Posted by: Alex Barrett
Big Data, data center infrastructure, Pete Warden
Big Data will transform your data center. Then again, maybe it won’t.
I went to GigaOm’s Structure Big Data show in New York City this week to see what’s new in the world of data analysis, and there I found that forward-looking data analysts are using open source software and commodity scale-out x86 servers to solve problems usually reserved for Big Iron.
Indeed, not only was I struck by the ubiquity of open source, x86, scale-out clusters, and the like, but also the marked absense of everything else: Oracle Exadata, the big Unix vendors, etc. At least as far as the avant-garde is concerned, those are the tools of the past.

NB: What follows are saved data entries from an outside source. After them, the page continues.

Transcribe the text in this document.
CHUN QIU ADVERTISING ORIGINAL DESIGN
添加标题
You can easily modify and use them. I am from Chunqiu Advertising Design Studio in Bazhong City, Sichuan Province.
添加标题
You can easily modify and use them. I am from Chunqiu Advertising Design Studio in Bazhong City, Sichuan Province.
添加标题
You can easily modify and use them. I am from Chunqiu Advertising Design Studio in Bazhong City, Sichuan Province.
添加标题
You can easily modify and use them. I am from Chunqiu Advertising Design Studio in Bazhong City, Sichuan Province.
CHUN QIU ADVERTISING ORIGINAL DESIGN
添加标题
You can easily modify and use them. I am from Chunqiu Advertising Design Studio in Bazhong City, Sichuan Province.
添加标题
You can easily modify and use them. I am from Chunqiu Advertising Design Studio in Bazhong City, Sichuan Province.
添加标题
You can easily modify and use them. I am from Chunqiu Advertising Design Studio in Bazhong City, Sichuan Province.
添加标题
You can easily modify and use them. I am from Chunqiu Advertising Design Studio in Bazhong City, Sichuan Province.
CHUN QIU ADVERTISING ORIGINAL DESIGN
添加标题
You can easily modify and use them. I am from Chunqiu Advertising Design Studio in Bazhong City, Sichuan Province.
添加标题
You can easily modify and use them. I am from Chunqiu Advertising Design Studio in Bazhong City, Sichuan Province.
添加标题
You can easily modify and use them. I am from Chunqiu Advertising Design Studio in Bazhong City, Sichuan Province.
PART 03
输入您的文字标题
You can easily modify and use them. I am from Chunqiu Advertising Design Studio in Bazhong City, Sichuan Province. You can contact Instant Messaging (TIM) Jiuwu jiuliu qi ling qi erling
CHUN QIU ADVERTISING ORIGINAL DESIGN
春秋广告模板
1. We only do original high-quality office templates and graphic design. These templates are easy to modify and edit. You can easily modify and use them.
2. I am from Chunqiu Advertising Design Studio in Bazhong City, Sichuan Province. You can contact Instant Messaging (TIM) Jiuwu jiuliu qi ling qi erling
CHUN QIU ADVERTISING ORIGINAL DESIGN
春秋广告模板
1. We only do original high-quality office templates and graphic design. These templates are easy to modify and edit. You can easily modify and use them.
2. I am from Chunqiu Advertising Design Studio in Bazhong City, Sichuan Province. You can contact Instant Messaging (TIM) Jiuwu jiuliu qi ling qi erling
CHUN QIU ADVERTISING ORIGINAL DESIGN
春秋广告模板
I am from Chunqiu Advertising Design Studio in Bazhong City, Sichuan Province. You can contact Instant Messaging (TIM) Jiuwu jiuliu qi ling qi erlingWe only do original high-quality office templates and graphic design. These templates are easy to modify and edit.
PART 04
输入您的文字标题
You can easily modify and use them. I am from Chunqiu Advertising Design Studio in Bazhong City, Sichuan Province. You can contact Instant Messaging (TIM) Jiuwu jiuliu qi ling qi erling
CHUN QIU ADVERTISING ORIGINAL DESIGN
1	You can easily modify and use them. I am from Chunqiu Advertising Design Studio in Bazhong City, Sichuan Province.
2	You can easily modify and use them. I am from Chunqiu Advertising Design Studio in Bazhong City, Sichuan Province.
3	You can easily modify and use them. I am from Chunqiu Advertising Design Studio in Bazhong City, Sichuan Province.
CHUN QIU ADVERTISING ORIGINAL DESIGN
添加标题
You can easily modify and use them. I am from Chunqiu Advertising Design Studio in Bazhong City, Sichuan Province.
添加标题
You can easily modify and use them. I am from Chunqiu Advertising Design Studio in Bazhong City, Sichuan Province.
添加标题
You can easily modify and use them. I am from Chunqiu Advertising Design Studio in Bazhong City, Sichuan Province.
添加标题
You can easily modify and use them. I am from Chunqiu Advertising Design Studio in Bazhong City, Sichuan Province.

More to the point, some of the presenters managed to make having any servers at all seem somewhat quaint. In a talk enticingly titled ‘Supercomputing on a minimum wage,” Pete Warden, founder of OpenHeatMap and a former Apple programmer, told a crowd of well-heeled venture capitalists how he crawled and derived meaningful analyses of 210 million public Facebook profiles (for which he was subsequently sued) for about $100 in Amazon EC2 machine time.
“Did you know you can hire 100 servers from Amazon for $10 an hour?” he told the crowd.
Let me repeat that; A 100-node supercomputer for $10/hour.
What does this mean to data center managers? On the one hand, it means that data analysts and business intelligence folks are definitely impacting the architecture and design of the future data centers. But on the other, unless you work for a large cloud provider, the likelihood that you’ll have to design and manage those systems is relatively small.